Die trauernde Mutter und der 71 Jahre alte Angeklagte saßen sich am Montag im Reinbeker Amtsgericht gegenüber. Erwin K. (Name geändert) musste sich wegen fahrlässiger Tötung verantworten. Er hatte im Sommer vergangenen Jahres einen 28 Jahre alten Motorradfahrer auf der Möllner Landstraße übersehen. Beide Fahrzeuge stießen zusammen. Der Motorradfahrer erlag im Krankenhaus seinen schweren Kopfverletzungen. Das Gericht sprach den Rentner aus Witzhave schuldig und verurteilte ihn zu einer Geldstrafe von 6000 Euro. Zudem entzog die Richterin dem Angeklagten den Führerschein.
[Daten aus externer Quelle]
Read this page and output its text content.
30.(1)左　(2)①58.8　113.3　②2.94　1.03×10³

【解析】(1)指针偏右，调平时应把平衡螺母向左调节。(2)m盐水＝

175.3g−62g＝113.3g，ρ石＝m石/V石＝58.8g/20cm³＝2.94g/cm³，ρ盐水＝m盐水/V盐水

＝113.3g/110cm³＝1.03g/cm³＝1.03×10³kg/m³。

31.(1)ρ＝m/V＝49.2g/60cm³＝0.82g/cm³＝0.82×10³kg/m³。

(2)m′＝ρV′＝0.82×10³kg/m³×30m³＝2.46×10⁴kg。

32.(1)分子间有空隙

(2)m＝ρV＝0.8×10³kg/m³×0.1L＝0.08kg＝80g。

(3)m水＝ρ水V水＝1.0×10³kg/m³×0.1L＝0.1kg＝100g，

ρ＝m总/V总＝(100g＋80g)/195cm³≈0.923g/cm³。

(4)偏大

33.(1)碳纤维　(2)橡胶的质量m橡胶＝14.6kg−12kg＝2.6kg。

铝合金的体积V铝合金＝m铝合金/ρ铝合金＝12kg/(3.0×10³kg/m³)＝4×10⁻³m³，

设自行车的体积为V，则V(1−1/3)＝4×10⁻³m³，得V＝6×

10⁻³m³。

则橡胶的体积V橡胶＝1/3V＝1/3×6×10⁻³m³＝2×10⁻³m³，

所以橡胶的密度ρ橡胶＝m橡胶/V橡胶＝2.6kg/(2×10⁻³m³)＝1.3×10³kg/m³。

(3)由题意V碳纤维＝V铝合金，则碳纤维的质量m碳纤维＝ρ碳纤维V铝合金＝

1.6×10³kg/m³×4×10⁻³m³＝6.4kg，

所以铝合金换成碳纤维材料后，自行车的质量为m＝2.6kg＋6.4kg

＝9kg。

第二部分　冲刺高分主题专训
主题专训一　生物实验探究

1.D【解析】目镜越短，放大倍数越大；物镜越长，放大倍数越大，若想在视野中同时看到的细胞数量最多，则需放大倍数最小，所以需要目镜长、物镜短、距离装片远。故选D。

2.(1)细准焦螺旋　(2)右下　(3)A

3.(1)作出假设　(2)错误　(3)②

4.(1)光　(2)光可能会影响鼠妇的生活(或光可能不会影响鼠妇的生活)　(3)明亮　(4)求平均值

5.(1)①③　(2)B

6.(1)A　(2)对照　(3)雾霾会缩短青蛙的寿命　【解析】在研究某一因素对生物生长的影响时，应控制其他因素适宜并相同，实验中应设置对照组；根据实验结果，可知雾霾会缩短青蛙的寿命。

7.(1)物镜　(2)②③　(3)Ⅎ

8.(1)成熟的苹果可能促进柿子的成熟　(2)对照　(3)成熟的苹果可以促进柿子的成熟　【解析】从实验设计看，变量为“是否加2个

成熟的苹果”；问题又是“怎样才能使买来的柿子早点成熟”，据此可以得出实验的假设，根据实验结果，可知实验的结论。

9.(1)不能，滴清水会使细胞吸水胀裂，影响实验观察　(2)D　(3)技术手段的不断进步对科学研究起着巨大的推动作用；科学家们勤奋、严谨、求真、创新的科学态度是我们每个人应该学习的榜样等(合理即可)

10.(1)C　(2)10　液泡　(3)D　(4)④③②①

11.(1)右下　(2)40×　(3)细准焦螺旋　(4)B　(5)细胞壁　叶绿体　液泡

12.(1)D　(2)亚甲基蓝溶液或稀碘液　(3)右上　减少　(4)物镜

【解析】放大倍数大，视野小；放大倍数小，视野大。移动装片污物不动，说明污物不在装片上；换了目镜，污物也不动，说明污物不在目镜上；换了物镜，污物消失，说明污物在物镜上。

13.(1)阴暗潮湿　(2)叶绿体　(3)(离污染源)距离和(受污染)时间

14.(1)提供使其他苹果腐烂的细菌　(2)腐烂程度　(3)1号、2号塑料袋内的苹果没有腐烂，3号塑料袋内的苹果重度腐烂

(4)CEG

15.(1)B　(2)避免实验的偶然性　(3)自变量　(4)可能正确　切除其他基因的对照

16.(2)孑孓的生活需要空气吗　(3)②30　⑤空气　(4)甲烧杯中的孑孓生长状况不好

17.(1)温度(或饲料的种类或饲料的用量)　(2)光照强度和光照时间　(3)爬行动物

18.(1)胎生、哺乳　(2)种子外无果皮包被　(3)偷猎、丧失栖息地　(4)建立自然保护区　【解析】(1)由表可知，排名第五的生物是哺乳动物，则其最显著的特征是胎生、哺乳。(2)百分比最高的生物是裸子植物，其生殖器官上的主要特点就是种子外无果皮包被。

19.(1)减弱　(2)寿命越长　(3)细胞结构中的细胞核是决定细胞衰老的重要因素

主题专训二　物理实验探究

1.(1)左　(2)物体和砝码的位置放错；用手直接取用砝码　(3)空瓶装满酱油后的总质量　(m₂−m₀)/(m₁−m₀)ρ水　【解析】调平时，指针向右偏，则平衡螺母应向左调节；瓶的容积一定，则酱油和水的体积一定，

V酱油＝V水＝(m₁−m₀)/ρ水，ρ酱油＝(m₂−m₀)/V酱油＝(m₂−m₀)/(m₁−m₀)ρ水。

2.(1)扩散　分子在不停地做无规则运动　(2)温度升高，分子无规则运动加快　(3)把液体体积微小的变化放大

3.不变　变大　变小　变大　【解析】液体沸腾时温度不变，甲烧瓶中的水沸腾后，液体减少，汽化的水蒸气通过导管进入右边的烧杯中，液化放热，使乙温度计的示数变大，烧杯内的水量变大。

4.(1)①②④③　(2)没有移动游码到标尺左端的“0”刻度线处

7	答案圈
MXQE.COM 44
Der Angeklagte muss auch seinen Führerschein abgeben

Die Mutter des Getöteten trat als Nebenklägerin auf. "Natürlich weiß ich, dass mein Sohn auch eine Schuld trifft, er war zu schnell", sagt die schwarz gekleidete Frau, "doch dieser Mann möchte partout nicht zugeben, dass er meinen Jungen übersehen hat, er weist sämtliche Schuld von sich."

Am Mittwoch, 27. Juli 2009, fährt Erwin K. mit seinem Ford Focus um 21.30 Uhr auf der Möllner Landstraße. Es nieselt, langsam wird es dunkel. In Witzhave biegt K. nach links auf sein Grundstück ab. Plötzlich ein lauter Knall. Ein Motorradfahrer schleudert durch die Luft, prallt auf die Straße und bleibt bewusstlos liegen. Bevor er abgebogen sei, habe er geguckt, ob es Gegenverkehr gab. "Da war niemand", sagt der Angeklagte. Und weiter: "Ich dachte im ersten Moment, jemand hätte einen großen Stein auf meine Auffahrt gelegt und ich sei dagegen gefahren." Erst als K. aussteigt und den regungslosen Motorradfahrer entdeckt, wird ihm bewusst, was passiert ist.

Gutachter sagt, dass das Motorrad gut sichtbar gewesen sein muss

"Diese Straße ist eine Rennstrecke. Niemand hält sich an Tempo 70. Wenn ich im Garten bin und die hier rasen, ist das manchmal so laut, dass ich fast von der Liege falle", sagt K. Einige Hundert Meter von seiner Einfahrt gebe es zudem eine Kurve, vielleicht habe er den Motorradfahrer gar nicht rechtzeitig sehen können. Ein Sachverständiger der Dekra sagt, dass der Motorradfahrer nach seinen Berechnungen mit Tempo 120 gefahren ist. Als K. zum Abbiegen ansetzte, sei der 200 Meter entfernte Kradfahrer gut sichtbar gewesen. Zumal er sein Licht eingeschaltet hatte. Laut Gutachten hätte der Motorradfahrer rechtzeitig anhalten können, wenn er sich an Tempo 70 gehalten hätte.

"Der Motorradfahrer war zu schnell, aber Sie tragen eine erhebliche Mitschuld", sagte die Richterin in der Urteilsbegründung zum Angeklagten. "Die Fahrerlaubnis entziehe ich Ihnen, weil sie sich keiner Schuld bewusst sind und eigenen Angaben zufolge nichts an ihrem Verhalten geändert haben."

Der Anwalt des Angeklagten, der Freispruch gefordert hatte, deutete an, Einspruch zu erheben.